Are French and Greek Election Results That Surprising?

I’m fascinated by articles finding any mystery in the recent French and Greek elections. Do the results prove or disprove the sagacity of recent austerity drives in European budgets? Do they presage the resurgence of socialist initiatives in France?  Do they sound the death knell for established political parties in Greece?

Hardly. The French and Greek governments were only the latest two of perhaps a dozen to fall in the past few years. Some count Barack Obama’s election as president of the United States in 2008 and the Republican Party’s recapture of the House of Representatives a mere two years later as similar political upheavals.

Throughout the developed world we are seeing the electorate respond to two powerful forces. The first: the Great Recession and its aftermath.

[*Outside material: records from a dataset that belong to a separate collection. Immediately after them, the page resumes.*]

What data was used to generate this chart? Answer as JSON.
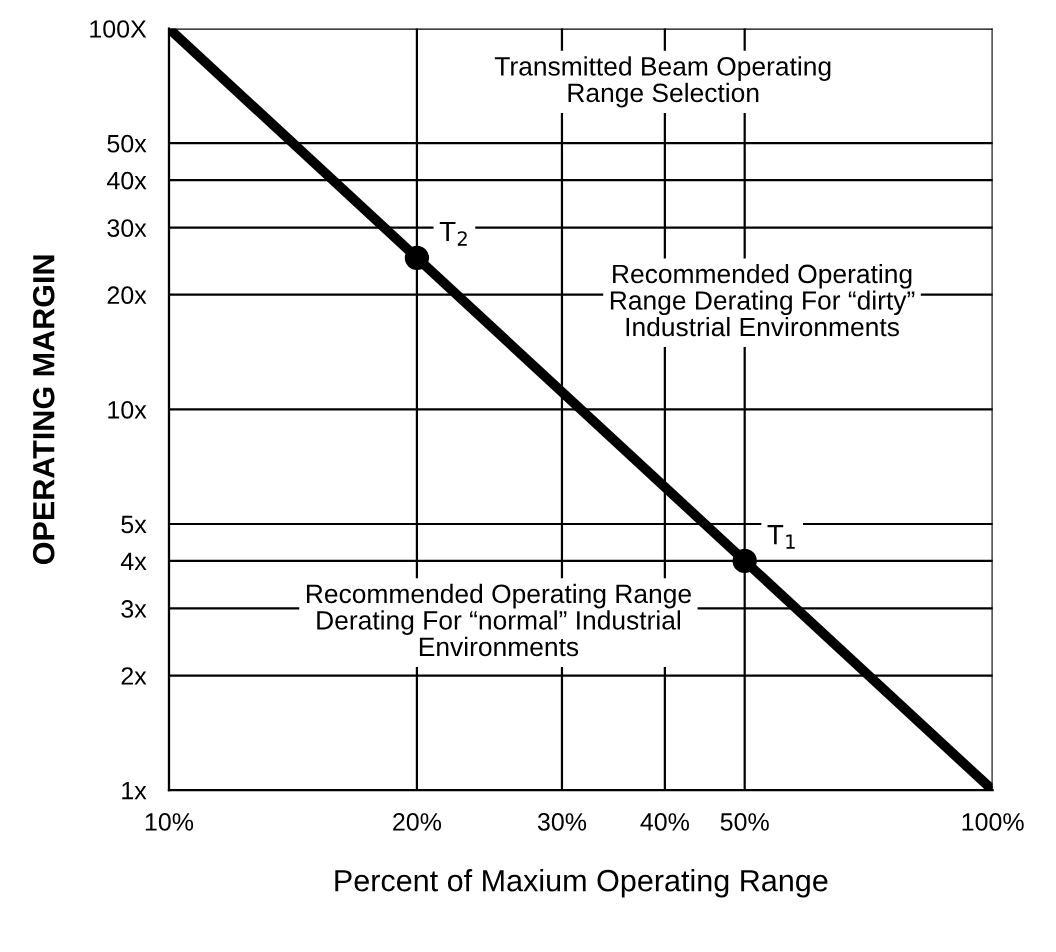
{
  "chart_data": {
    "type": "line",
    "xlabel": "Percent of Maxium Operating Range",
    "ylabel": "OPERATING MARGIN",
    "log": "xy",
    "grid": true,
    "line_style": "solid",
    "xlim": [
      10,
      100
    ],
    "ylim": [
      1,
      100
    ],
    "xticks": [
      {
        "value": 10,
        "label": "10%"
      },
      {
        "value": 20,
        "label": "20%"
      },
      {
        "value": 30,
        "label": "30%"
      },
      {
        "value": 40,
        "label": "40%"
      },
      {
        "value": 50,
        "label": "50%"
      },
      {
        "value": 100,
        "label": "100%"
      }
    ],
    "yticks": [
      {
        "value": 1,
        "label": "1x"
      },
      {
        "value": 2,
        "label": "2x"
      },
      {
        "value": 3,
        "label": "3x"
      },
      {
        "value": 4,
        "label": "4x"
      },
      {
        "value": 5,
        "label": "5x"
      },
      {
        "value": 10,
        "label": "10x"
      },
      {
        "value": 20,
        "label": "20x"
      },
      {
        "value": 30,
        "label": "30x"
      },
      {
        "value": 40,
        "label": "40x"
      },
      {
        "value": 50,
        "label": "50x"
      },
      {
        "value": 100,
        "label": "100X"
      }
    ],
    "series": [
      {
        "color": "#000000",
        "marker": "none",
        "x": [
          10,
          100
        ],
        "values": [
          100,
          1
        ]
      },
      {
        "type": "scatter",
        "color": "#000000",
        "marker": "circle",
        "x": [
          20,
          50
        ],
        "values": [
          25,
          4
        ]
      }
    ],
    "annotations": [
      {
        "text": "T$_{2}$",
        "x": 20,
        "y": 25
      },
      {
        "text": "T$_{1}$",
        "x": 50,
        "y": 4
      },
      "Transmitted Beam Operating\nRange Selection",
      "Recommended Operating\nRange Derating For “dirty”\nIndustrial Environments",
      "Recommended Operating Range\nDerating For “normal” Industrial\nEnvironments"
    ]
  }
}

In the wake of this severe economic downturn, no political party is safe, and public opinion bounces from left to right to everywhere in between. Voters are mainly rejecting whoever is in power, with the source of popular frustration switching from the recession to the lack of a better recovery.

The second, less obvious force: a new fiscal era whose details have yet to be resolved. Since World War II, politicians have been able to operate mostly on the give-away side of the budget, with legislation dominated by tax cuts and spending increases. Now these generous governments have shot their wads, giving away not just current resources but any that ever will be available—and then some. That’s tough. Politicians usually do not run on what they are going to ask for from us, as opposed to what they are going to give us. And we voters punish politicians when they try to either pay for all those past give-aways or pare them back.

These problems are not the left-right issues of the 20th century. Political parties themselves must redefine themselves for this new era, and, since they haven’t figured that out, their internal upheavals match their external ones in dealing with the voter.

Expect the political turmoil to continue.